Speaking in parliament after the budget presentation on Thursday, November 13, Afenyo-Markin said, “After several months on the job, he came to repeat the same lamentations, part II of the lamentations.”

He added, “The minister has failed to consider the work of parliament; he provides a paltry sum to parliament when parliament is the only body that does oversight. Parliament is an important organ of the state. When the Minister himself is a member of parliament and fails to recognise parliament and its work, look at the ministers and their faces. In 2025, he should tell us the releases he gave them. When he was mentioning the figures, the ministers were looking as if this was the first time they were seeing the figures. Was there any consultation?”

Afenyo-Markin also said that the 2026 budget statement failed to account for other critical issues as well.

For instance, he said, the budget failed to account for the GHS 20,000 that the Director of Operations at the Presidency, Mustapha Gbande, said President John Dramani Mahama sends to each constituency to support the National Democratic Congress (NDC).

“The minister attempted to provide some figures, he gave a tall list of allocations, what he failed to to add that in the 2025 budget that he brought to this house, we had director of operations at the Jubilee House who publicly said every month the presidency gives GHS20, 000 to each constituency, it totalling 66 million, where did they get that money from? Mr Mustapha Gbande, the Deputy General Secretary of the NDC, and Director of Operations at the Presidency, publicly said every month the Presidency gives 20,000 Cedis to each constituency, but the Minister of Finance has not accounted for this. How that is money is given, time will tell.”

The Finance Minister, Dr Cassiel Ato Forson, has announced four macroeconomic policy objectives for the 2026 financial year.

Presenting the 2026 budget and economic policy to Parliament on November 13, he said  the macroeconomic policy objectives for 2026 and the medium-term are clear and focused,

Dr Forson listed the objectives as follows:
• preserve macroeconomic stability;
• sustain debt sustainability;
• sustain growth; and
• deliver prosperity that every Ghanaian can feel part of.

He noted that, “Our reform agenda charts a bold path toward resilience, competitiveness and opportunity.

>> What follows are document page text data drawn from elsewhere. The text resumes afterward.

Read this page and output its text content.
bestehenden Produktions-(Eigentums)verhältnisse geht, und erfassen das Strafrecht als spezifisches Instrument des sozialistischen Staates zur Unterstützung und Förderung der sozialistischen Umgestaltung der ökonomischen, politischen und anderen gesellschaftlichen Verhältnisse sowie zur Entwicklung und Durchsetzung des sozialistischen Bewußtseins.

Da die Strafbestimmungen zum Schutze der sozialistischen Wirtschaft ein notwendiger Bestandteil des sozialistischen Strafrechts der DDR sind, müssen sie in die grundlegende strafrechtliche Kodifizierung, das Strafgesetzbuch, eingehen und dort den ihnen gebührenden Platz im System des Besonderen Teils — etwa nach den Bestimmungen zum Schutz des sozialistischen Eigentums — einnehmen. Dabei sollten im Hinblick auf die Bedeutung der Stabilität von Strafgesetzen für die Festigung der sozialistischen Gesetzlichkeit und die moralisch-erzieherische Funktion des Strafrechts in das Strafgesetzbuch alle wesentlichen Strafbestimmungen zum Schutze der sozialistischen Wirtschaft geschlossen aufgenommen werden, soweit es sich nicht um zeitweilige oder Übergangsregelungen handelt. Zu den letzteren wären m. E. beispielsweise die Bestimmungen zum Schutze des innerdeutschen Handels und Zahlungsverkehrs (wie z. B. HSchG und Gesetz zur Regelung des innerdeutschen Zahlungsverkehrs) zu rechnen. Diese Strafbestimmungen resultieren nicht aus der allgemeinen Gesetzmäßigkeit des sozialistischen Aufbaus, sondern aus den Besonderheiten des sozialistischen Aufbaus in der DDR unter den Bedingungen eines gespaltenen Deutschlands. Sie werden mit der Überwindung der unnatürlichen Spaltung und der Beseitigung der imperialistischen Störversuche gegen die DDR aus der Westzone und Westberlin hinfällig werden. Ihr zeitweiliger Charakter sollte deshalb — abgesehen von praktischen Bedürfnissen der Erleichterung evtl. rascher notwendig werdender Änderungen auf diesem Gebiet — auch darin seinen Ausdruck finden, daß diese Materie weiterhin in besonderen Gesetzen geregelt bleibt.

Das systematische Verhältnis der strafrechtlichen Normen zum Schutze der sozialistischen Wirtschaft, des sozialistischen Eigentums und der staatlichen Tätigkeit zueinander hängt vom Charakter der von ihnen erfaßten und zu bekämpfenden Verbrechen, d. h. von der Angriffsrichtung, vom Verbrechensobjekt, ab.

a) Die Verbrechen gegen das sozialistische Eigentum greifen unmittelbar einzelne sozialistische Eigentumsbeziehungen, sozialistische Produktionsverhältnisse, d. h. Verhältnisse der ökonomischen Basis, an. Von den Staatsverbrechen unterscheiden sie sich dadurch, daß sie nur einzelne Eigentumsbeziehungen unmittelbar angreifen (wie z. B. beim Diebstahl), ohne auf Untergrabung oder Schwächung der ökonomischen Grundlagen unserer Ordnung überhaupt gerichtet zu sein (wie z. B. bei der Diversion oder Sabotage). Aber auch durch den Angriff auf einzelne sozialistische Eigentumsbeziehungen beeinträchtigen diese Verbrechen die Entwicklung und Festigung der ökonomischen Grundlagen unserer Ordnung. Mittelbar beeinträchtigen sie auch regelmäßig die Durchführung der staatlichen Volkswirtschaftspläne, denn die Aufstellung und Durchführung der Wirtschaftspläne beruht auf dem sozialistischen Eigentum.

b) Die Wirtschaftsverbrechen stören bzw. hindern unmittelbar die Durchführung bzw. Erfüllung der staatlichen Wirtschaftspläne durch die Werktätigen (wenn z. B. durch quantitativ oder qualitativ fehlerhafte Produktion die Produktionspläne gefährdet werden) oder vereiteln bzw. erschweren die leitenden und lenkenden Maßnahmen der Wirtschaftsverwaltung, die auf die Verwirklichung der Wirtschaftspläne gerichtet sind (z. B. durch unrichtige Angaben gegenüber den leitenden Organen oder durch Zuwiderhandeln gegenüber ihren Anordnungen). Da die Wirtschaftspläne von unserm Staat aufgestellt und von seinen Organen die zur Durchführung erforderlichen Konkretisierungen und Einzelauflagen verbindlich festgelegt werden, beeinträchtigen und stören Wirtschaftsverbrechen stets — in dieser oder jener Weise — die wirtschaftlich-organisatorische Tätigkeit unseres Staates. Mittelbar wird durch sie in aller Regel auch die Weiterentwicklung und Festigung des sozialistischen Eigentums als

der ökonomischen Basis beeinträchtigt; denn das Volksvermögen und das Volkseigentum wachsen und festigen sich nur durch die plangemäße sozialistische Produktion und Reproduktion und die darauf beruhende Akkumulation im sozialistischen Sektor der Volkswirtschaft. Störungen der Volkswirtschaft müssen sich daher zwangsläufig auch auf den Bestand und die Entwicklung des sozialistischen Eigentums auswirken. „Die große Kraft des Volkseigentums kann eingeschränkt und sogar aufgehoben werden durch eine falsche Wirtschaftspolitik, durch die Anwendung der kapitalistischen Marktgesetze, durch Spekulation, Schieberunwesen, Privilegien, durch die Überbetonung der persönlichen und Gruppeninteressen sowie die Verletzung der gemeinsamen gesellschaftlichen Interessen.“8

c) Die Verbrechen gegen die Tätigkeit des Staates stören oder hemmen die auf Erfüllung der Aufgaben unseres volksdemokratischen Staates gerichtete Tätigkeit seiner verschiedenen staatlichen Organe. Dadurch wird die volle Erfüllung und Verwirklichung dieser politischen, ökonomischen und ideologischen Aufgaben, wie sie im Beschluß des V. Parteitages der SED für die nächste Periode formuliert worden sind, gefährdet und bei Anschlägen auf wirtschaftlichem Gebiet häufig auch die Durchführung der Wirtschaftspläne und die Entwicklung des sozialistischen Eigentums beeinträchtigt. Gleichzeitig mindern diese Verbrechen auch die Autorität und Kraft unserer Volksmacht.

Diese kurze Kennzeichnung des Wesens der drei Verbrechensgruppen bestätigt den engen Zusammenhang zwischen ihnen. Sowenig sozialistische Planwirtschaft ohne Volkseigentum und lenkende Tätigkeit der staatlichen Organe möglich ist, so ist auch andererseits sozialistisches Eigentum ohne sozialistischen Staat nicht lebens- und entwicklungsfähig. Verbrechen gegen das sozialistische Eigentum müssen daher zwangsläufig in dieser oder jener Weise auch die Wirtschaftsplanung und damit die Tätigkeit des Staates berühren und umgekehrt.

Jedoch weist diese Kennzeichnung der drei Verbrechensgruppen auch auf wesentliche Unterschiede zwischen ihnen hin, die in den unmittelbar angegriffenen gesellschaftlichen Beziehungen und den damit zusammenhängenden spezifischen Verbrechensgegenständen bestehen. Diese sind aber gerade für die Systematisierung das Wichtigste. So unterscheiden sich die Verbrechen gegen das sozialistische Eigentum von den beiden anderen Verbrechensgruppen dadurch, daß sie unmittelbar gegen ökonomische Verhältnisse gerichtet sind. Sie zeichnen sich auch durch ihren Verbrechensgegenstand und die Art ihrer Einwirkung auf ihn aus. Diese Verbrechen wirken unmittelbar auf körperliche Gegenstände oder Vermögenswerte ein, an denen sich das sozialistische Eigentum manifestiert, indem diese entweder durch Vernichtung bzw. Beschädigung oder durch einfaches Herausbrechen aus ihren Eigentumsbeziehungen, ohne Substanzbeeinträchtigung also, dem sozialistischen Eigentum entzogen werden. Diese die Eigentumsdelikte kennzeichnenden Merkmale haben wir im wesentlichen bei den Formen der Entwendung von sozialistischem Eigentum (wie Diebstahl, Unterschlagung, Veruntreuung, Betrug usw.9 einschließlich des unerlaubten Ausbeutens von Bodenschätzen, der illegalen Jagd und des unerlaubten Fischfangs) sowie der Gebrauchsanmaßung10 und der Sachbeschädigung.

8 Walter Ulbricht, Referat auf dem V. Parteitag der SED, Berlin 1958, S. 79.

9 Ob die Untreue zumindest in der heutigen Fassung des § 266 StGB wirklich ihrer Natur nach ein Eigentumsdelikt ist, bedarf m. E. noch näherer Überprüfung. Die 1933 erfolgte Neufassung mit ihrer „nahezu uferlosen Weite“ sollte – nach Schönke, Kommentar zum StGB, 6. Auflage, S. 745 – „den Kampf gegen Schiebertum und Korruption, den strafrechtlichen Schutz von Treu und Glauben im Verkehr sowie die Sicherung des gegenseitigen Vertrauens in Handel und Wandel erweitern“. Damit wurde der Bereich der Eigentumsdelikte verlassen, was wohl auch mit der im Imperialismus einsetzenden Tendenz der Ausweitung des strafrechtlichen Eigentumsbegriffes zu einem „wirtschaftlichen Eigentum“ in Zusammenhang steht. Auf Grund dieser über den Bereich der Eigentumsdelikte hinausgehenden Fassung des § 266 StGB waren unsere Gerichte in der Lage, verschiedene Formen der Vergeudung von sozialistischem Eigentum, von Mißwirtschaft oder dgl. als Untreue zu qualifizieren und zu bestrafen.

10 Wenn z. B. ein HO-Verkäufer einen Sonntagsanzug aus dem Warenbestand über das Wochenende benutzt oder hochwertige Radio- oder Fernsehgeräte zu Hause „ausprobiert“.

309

It is about transforming the current stability into long-term prosperity. Resetting for Growth, Jobs, and Economic Transformation 2026 Budget.”

To achieve these objectives, the Finance Minister stated that Government will focus on five key macroeconomic
objectives:
• we will sustain fiscal discipline and debt sustainability by implementing prudent debt management strategy, improving revenue mobilisation, and
keeping spending efficient and targeted;
• we will build and sustain a resilient and inclusive economy with growth powered by productivity, innovation, and private sector enterprise and
create decent jobs especially for our youth;
• We will deepen structural reforms to modernise the economy, boost productivity, attract private investment, and make growth more broad-based and inclusive;
• we will strengthen social protection so that the most vulnerable, particularly women, children and the poor are shielded from hardship and benefit from Ghana’s recovery; and
• We will maintain a flexible exchange rate regime and prudent monetary policy to preserve price stability, protect savings and support investment.

“Mr. Speaker, these priorities reflect our conviction that stability is only meaningful when it improves lives. Together, these policies reflect one simple truth, that macroeconomic stability is not an end in itself, but the foundation for a fairer, stronger and more resilient Ghana where every citizen has a real chance to succeed,” he noted.